China’s emerging first-tier cities become talent magnets: report

A representative from the Berlin University of Applied Sciences, Germany, recommends a cooperative project to a representative of a Hangzhou company at the Hangzhou International Talent Exchange and Project Cooperation Conference on Nov. 10, 2018. Photo: Li Zhong, People’s Daily Online

China’s three emerging first-tier cities – Hangzhou, Wuhan, and Chengdu, are becoming strong talent magnets, witnessing a huge inflow of talented professionals, said a report published on March 6.

The report, released by Chinese online job-hunting platform, said the net outflow rate of talents from first-tier cities, including Beijing, Shanghai, Guangzhou and Shenzhen, to emerging cities and provincial capitals was 0.61 percent from January to February 2019, 0.08 percentage points higher than that the same period last year.

Job seekers look for the recruiting chances on the 2019 Hangzhou talent exchange conference on Feb. 26, 2019.

Photo: Li Zhong, People’s Daily Online

Wuhan and Xi’an have also become attractive destinations for the labor force over the past 20 months thanks to their favorable policies, geographical advantages, and high investment in technology, the report indicated.

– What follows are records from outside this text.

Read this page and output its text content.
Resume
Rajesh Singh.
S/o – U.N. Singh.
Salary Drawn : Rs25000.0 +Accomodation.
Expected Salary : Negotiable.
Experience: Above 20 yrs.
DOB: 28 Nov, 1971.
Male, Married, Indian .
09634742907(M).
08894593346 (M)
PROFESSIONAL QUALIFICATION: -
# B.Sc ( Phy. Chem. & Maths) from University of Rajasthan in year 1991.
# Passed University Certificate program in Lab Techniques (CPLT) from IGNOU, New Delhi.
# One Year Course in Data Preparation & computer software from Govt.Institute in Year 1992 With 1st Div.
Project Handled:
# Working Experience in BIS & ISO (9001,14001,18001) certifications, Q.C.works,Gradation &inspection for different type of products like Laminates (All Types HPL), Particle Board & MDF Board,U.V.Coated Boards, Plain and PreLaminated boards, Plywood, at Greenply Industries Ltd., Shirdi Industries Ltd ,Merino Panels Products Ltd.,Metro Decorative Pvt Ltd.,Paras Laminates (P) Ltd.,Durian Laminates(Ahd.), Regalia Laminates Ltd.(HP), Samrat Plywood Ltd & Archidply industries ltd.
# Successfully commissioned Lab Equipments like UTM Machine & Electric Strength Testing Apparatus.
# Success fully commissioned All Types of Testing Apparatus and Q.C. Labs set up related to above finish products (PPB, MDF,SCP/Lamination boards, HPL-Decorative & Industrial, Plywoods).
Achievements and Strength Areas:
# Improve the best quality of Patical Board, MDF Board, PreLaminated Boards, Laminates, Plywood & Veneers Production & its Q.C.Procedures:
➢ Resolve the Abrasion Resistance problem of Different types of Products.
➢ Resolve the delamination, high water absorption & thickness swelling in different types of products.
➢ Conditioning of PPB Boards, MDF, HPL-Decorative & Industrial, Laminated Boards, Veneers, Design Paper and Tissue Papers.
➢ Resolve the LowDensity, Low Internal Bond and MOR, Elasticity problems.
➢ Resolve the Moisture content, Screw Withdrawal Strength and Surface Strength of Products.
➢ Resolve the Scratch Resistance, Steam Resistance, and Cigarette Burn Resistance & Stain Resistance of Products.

Industries including pharmacy and medical services, artificial intelligence, internet of things and 5G technology saw the highest demand for professionals.

Customers purchase goods at the Smart Commercial Complex in Alibaba Industrial Park in southwest China’s Hangzhou Province on April 28, 2018.  Photo: Long Wei, People’s Daily Online

In many cities, there is not much space left for new talents in industries such as internet, education, finance, and professional services, but senior personnel in these sectors is still in high demand.

A student who participated in the 17th National College Robot Competition prepares for the competition on June 21, 2018. Photo: Wang Qisheng, People’s Daily Online

Data released by showed that the average expected salary in new first-tier cities rose to 7,799 yuan ($1,162) in the first two months of this year, 5 percent higher than that in the same period of 2018.